I”ve always been amazed by the popularity of non-film songs by Punjabi artistes that are a part of all festivities. Songs like “Taarey gin” are great examples of non-film songs that became a rage across India and have lasted the test of time. These were later appropriated by Bollywood, which shows you that it doesn”t take Bollywood”s marketing clout to make a superhit song.
For the last two decades, Bollywood has been devaluing the Hindi film song, abusing its creators and pandering to short term returns. This has led to its logical end: Bollywood is now merely regurgitating music from its past.
It has lost all creative steam and cultural credibility. It is not the incubator for the next, Gulzar, Majrooh or even Amitabh Bhattacharya, or Madan Mohan, Vishal Bharadwaj or the next Shankar Mahadevan. Instead, it is a demoralising grinder of talent.
So where will the next AR Rahman, Amit Trivedi, Ram Sampath, Shaan or even Divine emerge from? The answer is, from the same place that Lucky Ali and KK or even I, Sona Mohapatra, emerged from. The Indie scene.
As a culture, we need to turn our gaze back to the source of creativity and not the hollow images fed to us by a rabidly toxic celebrity culture. We have to encourage artists and creators to collaborate and create timeless melodies and lyrics that inspire us for generations to come. Every generation has its own unique voice and perspective. We must create the space for those diverse voices to be heard.

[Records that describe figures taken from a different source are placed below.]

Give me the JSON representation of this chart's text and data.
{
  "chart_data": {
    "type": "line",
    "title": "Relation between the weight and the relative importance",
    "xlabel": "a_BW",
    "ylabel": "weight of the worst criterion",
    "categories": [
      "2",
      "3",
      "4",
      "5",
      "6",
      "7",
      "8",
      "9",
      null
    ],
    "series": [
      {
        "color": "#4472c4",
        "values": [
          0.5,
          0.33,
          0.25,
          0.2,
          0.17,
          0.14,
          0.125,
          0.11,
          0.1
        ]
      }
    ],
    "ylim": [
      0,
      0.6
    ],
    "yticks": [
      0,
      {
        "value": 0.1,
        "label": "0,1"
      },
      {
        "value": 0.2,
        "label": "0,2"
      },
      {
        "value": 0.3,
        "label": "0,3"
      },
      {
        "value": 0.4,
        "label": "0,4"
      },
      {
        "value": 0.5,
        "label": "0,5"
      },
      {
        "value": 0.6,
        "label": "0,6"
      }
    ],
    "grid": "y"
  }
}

Music streaming can make that happen provided they are willing to fight the reductive bully that is the Bollywood music mafia.
A large onus of this lies with the audience who cannot be accepting of nursery rhymes or remixes as standard fare. Audiences need to question and reject artistes who lip sync too on the live stage.

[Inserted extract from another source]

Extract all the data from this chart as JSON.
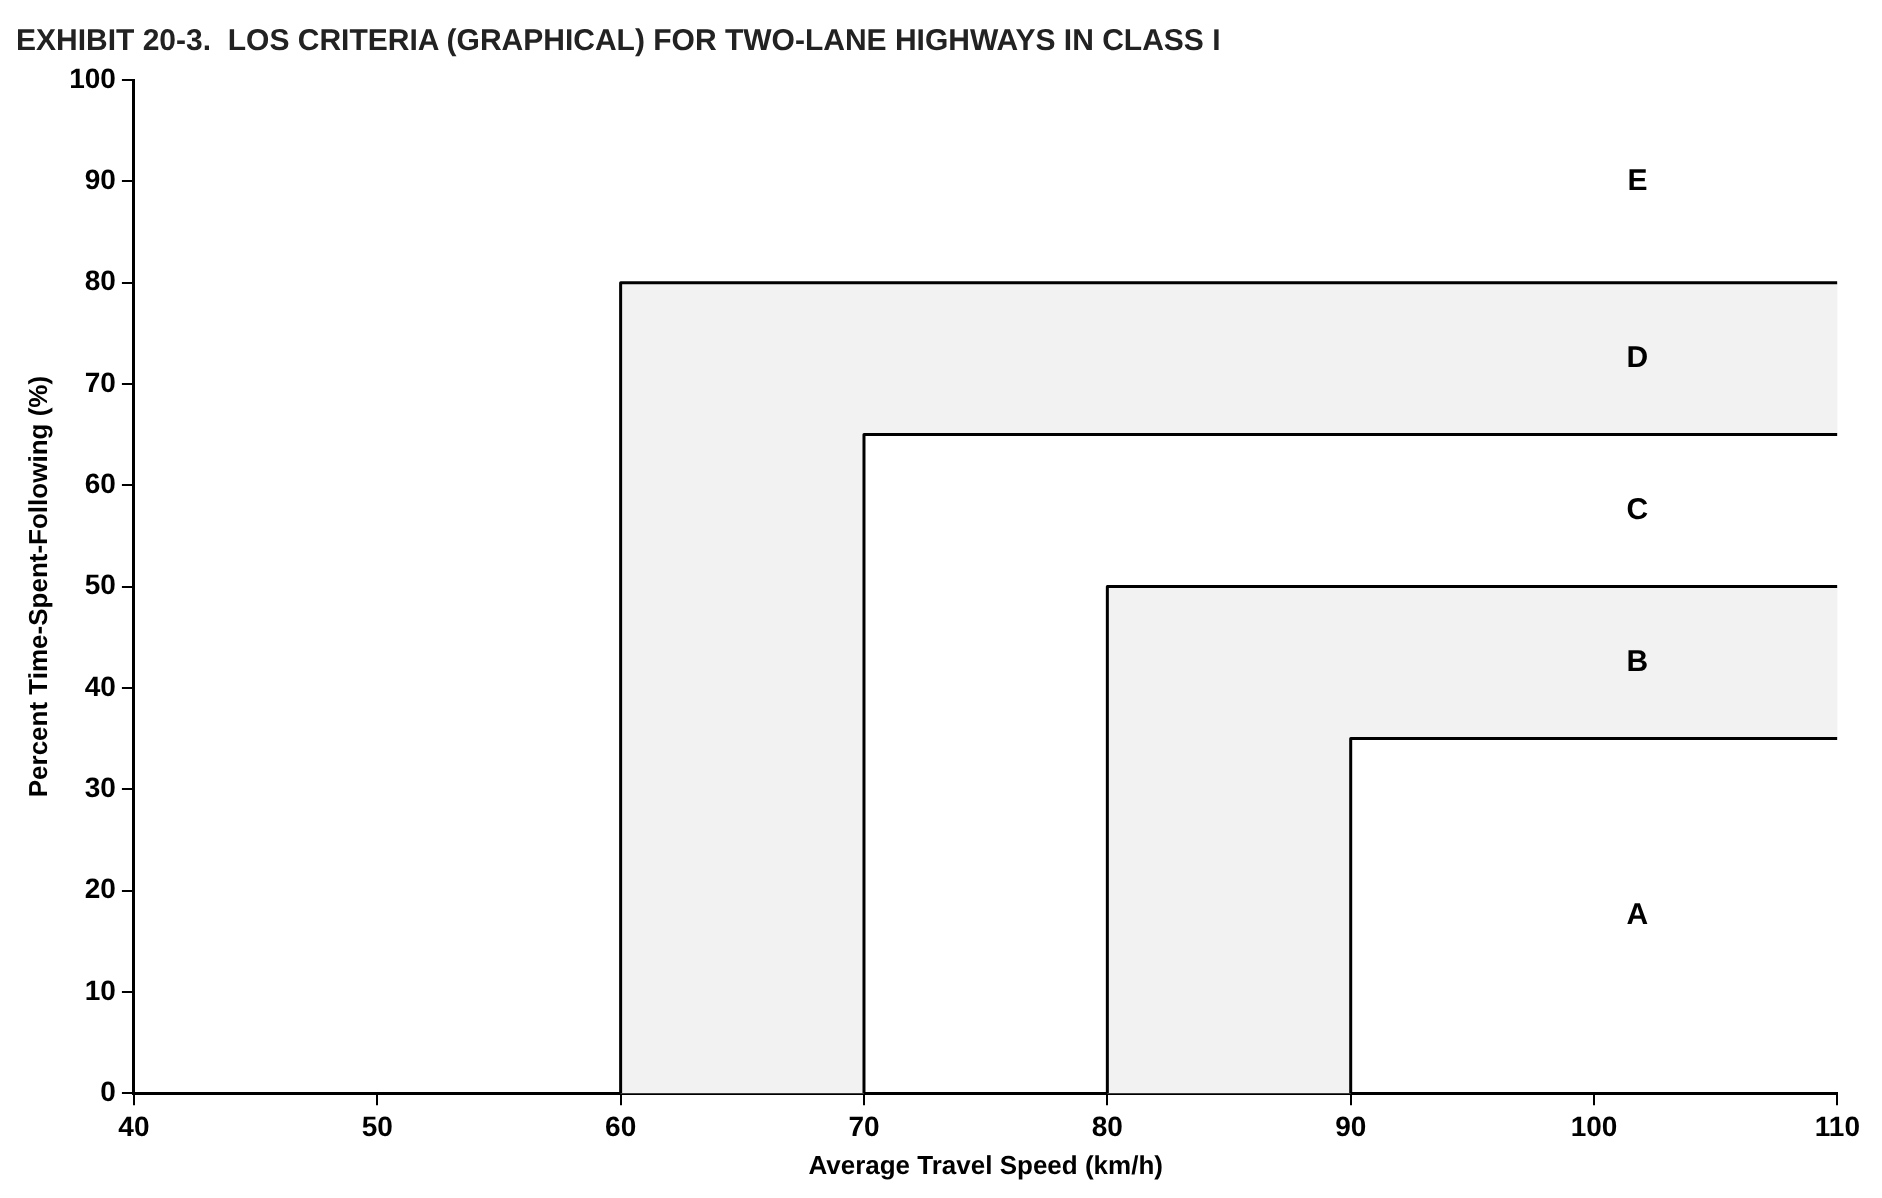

Every artiste has an ally in technology, the internet and the social media to put out their own music, and build an audience base. One cannot just wait with bated breath for Bollywood to shine a light on you. India is vast and capable enough to spawn and have a music superstar in each mohalla. We have to stop looking towards Bollywood for all validation of talent.
New and upcoming artists deserves our attention and even in my short tenure as a judge on a national TV reality show where I met and decided to not only back and help connect a Dharavi rap group, ”M Town Breakers”, to a talent agency, and help them release an anthem with Ram Sampath and Virat Kohli, but did so with several other contestants whom I believed deserved attention.
We cannot wash our hands off playing a role in nurturing future talent and giving back to where we have gotten so much from.
Most importantly we have to remember that the music of India is truly a treasure house of great depth and width. We have so many genres of music that deserve attention, and not just film music. The film music scene is actually the stinky swamp in the garden of music which includes bhajans, ghazals, classical, folk, pop, sufi, qawwali, desi hip-hop and so many other genres.
Why is it that the audience and the entire eco-system including radio and media treat non-film music like it is inferior music? There seems to be caste system in play and that is sad. Good music and artistes should be encouraged and celebrated, no matter where it is source is.
As a society and culture we stand to benefit aesthetically and even grow the size of the music industry turnover by manyfolds if we looked beyond Bollywood.